Presence and reputation start to multiply within IT when you can genuinely start to talk of a “platform” offering. We are actively now starting to push out into a platform around collaboration and co-operation software and this is my own big thing for the next 12 months.
What excites you most about your industry and business?
Innovation and market possibilities are where the big rushes come.
Innovation can come very, very quickly when you and your team bring good ideas together into a great idea. The product emerges, literally, line by line and you can have a working demonstration in weeks, or even just days. Traditional industrial restrictions of massive capital commitment and long R&D cycles simply don’t apply. The flipside of that is that you need to be very rigorous about what to pursue so that you don’t end up being busy fools in a chaos of opportunity.
In terms of market possibilities, big cyclical changes roll around in IT, creating periodic massive opportunities for the nimble, talented and quick. We’ve been quick to date – now we’ll begin to find out how nimble we are in keeping on the wave and how talented we are in developing the position we’ve just managed to establish!
What do you wish you had known when starting out?
That it will never be perfect and you mustn’t let that stop you seeking out the best option in every moment and executing decisively on it. The business books by non-businesspeople emphasise acting on static certainty; business is actually about best judgement in a totally dynamic environment.
What will be the “next big thing“ in your industry, and how do you plan to handle it?

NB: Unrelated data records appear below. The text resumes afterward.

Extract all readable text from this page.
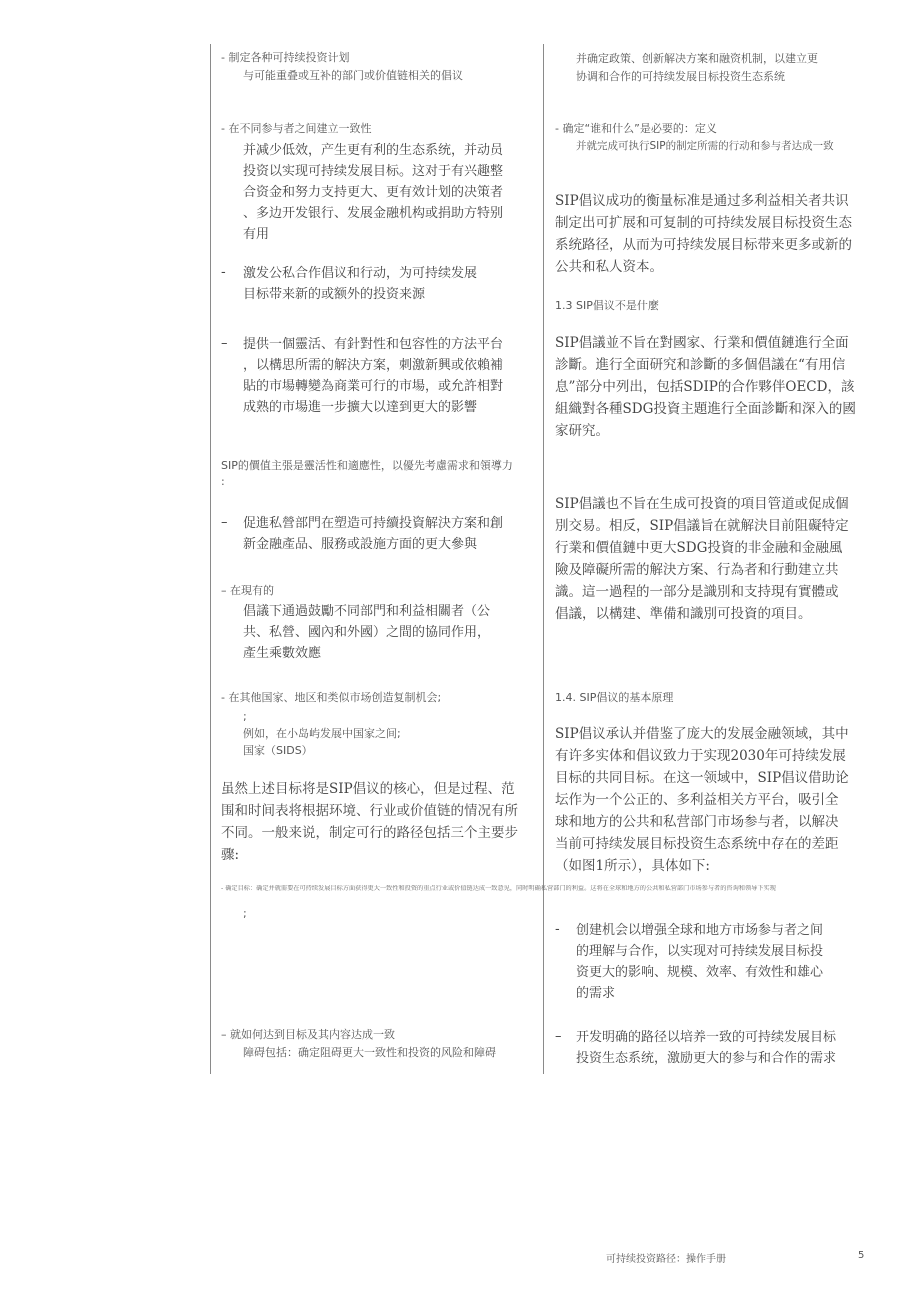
- 制定各种可持续投资计划
与可能重叠或互补的部门或价值链相关的倡议
- 在不同参与者之间建立一致性
并减少低效，产生更有利的生态系统，并动员
投资以实现可持续发展目标。这对于有兴趣整
合资金和努力支持更大、更有效计划的决策者
、多边开发银行、发展金融机构或捐助方特别
有用
- 激发公私合作倡议和行动，为可持续发展
目标带来新的或额外的投资来源
– 提供一個靈活、有針對性和包容性的方法平台
，以構思所需的解決方案，刺激新興或依賴補
貼的市場轉變為商業可行的市場，或允許相對
成熟的市場進一步擴大以達到更大的影響
SIP的價值主張是靈活性和適應性，以優先考慮需求和領導力
:
– 促進私營部門在塑造可持續投資解決方案和創
新金融產品、服務或設施方面的更大參與
– 在現有的
倡議下通過鼓勵不同部門和利益相關者（公
共、私營、國內和外國）之間的協同作用，
產生乘數效應
- 在其他国家、地区和类似市场创造复制机会;
;
例如，在小岛屿发展中国家之间;
国家（SIDS）
虽然上述目标将是SIP倡议的核心，但是过程、范
围和时间表将根据环境、行业或价值链的情况有所
不同。一般来说，制定可行的路径包括三个主要步
骤:
- 确定目标：确定并就需要在可持续发展目标方面获得更大一致性和投资的重点行业或价值链达成一致意见，同时明确私营部门的利益。这将在全球和地方的公共和私营部门市场参与者的咨询和领导下实现
;
– 就如何达到目标及其内容达成一致
障碍包括：确定阻碍更大一致性和投资的风险和障碍
并确定政策、创新解决方案和融资机制，以建立更
协调和合作的可持续发展目标投资生态系统
- 确定“谁和什么”是必要的：定义
并就完成可执行SIP的制定所需的行动和参与者达成一致
SIP倡议成功的衡量标准是通过多利益相关者共识
制定出可扩展和可复制的可持续发展目标投资生态
系统路径，从而为可持续发展目标带来更多或新的
公共和私人资本。
1.3 SIP倡议不是什麼
SIP倡議並不旨在對國家、行業和價值鏈進行全面
診斷。進行全面研究和診斷的多個倡議在“有用信
息”部分中列出，包括SDIP的合作夥伴OECD，該
組織對各種SDG投資主題進行全面診斷和深入的國
家研究。
SIP倡議也不旨在生成可投資的項目管道或促成個
別交易。相反，SIP倡議旨在就解決目前阻礙特定
行業和價值鏈中更大SDG投資的非金融和金融風
險及障礙所需的解決方案、行為者和行動建立共
識。這一過程的一部分是識別和支持現有實體或
倡議，以構建、準備和識別可投資的項目。
1.4. SIP倡议的基本原理
SIP倡议承认并借鉴了庞大的发展金融领域，其中
有许多实体和倡议致力于实现2030年可持续发展
目标的共同目标。在这一领域中，SIP倡议借助论
坛作为一个公正的、多利益相关方平台，吸引全
球和地方的公共和私营部门市场参与者，以解决
当前可持续发展目标投资生态系统中存在的差距
（如图1所示），具体如下:
- 创建机会以增强全球和地方市场参与者之间
的理解与合作，以实现对可持续发展目标投
资更大的影响、规模、效率、有效性和雄心
的需求
– 开发明确的路径以培养一致的可持续发展目标
投资生态系统，激励更大的参与和合作的需求
可持续投资路径：操作手册	5
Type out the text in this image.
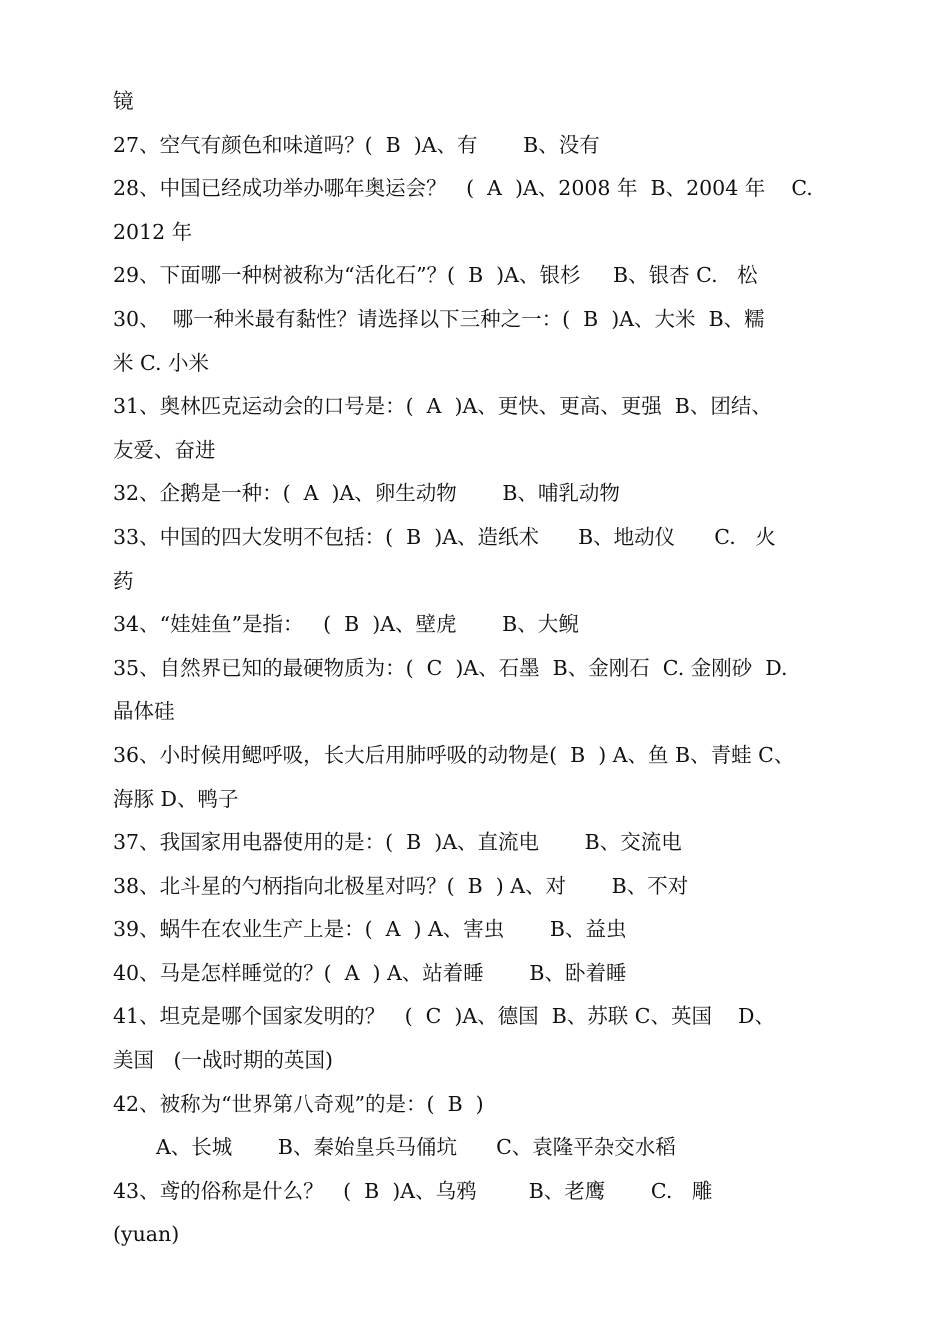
镜
27、空气有颜色和味道吗？(  B  )A、有       B、没有
28、中国已经成功举办哪年奥运会？   (  A  )A、2008 年  B、2004 年    C.
2012 年
29、下面哪一种树被称为“活化石”？(  B  )A、银杉     B、银杏 C.   松
30、  哪一种米最有黏性？请选择以下三种之一：(  B  )A、大米  B、糯
米 C. 小米
31、奥林匹克运动会的口号是：(  A  )A、更快、更高、更强  B、团结、
友爱、奋进
32、企鹅是一种：(  A  )A、卵生动物       B、哺乳动物
33、中国的四大发明不包括：(  B  )A、造纸术      B、地动仪      C.   火
药
34、“娃娃鱼”是指：   (  B  )A、壁虎       B、大鲵
35、自然界已知的最硬物质为：(  C  )A、石墨  B、金刚石  C. 金刚砂  D.
晶体硅
36、小时候用鳃呼吸，长大后用肺呼吸的动物是(  B  ) A、鱼 B、青蛙 C、
海豚 D、鸭子
37、我国家用电器使用的是：(  B  )A、直流电       B、交流电
38、北斗星的勺柄指向北极星对吗？(  B  ) A、对       B、不对
39、蜗牛在农业生产上是：(  A  ) A、害虫       B、益虫
40、马是怎样睡觉的？(  A  ) A、站着睡       B、卧着睡
41、坦克是哪个国家发明的？   (  C  )A、德国  B、苏联 C、英国    D、
美国   (一战时期的英国)
42、被称为“世界第八奇观”的是：(  B  )
A、长城       B、秦始皇兵马俑坑      C、袁隆平杂交水稻
43、鸢的俗称是什么？   (  B  )A、乌鸦        B、老鹰       C.   雕
(yuan)
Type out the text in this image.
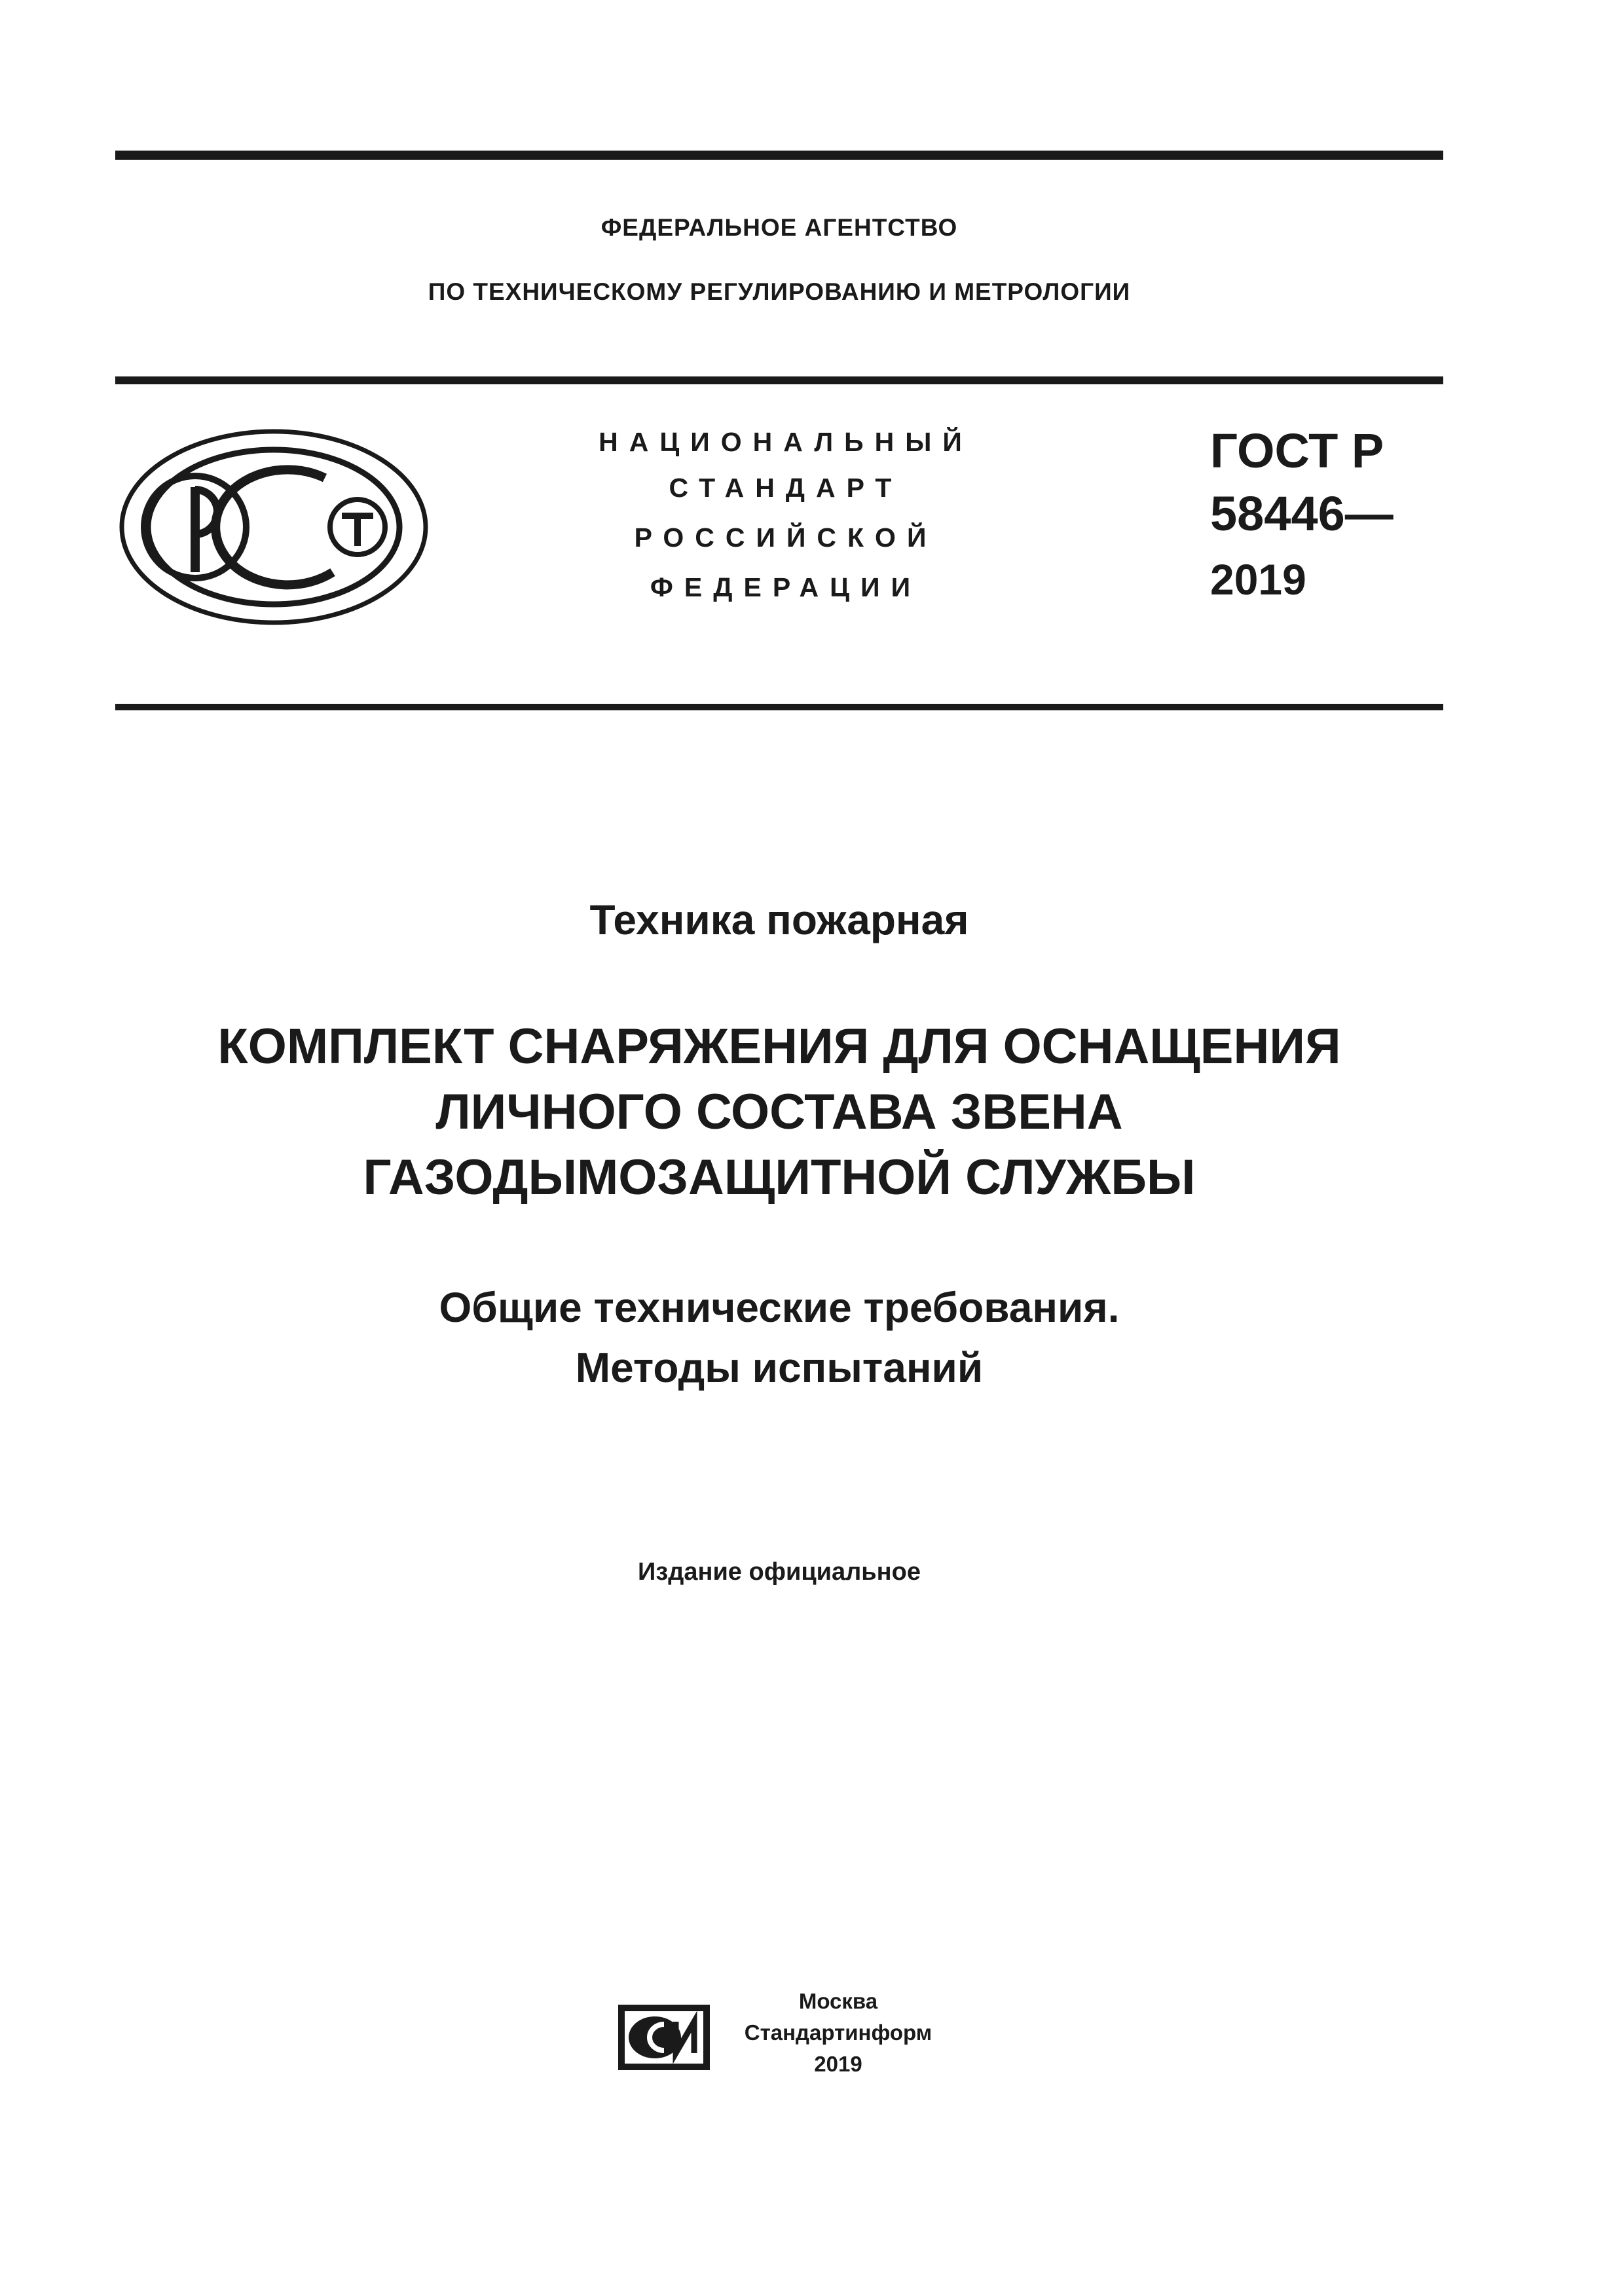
ФЕДЕРАЛЬНОЕ АГЕНТСТВО
ПО ТЕХНИЧЕСКОМУ РЕГУЛИРОВАНИЮ И МЕТРОЛОГИИ
НАЦИОНАЛЬНЫЙ
СТАНДАРТ
РОССИЙСКОЙ
ФЕДЕРАЦИИ
ГОСТ Р
58446—
2019
Техника пожарная
КОМПЛЕКТ СНАРЯЖЕНИЯ ДЛЯ ОСНАЩЕНИЯ
ЛИЧНОГО СОСТАВА ЗВЕНА
ГАЗОДЫМОЗАЩИТНОЙ СЛУЖБЫ
Общие технические требования.
Методы испытаний
Издание официальное
Москва
Стандартинформ
2019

The IT vendor chain is changing, just as the behaviour of purchasers is changing. Server-based monolithic IT stacks are being replaced by lighter Software as a Service models. Multi-year lock-in arrangements with the big IT suppliers and systems integrators are under pressure to loosen. And corporate purchasers are becoming smarter, educated through Bring Your Own Device experiences and robust out-of-workplace that technology should be a utility, not a stranglehold.
This process will take a number of years yet to work through into a model where IT is rented on a much more transparent basis directly from vendors who will need to be much more explicit about their offerings.
The challenge for CTS is to continue to develop sufficient partnerships and strategic relationships to scale around the existing “old world”, while driving even higher levels of innovation and utility to maintain and strengthen our presence in the “new world” of IT.
We’ll need to keep our feet firmly on the ground to scale the fullest heights of the cloud!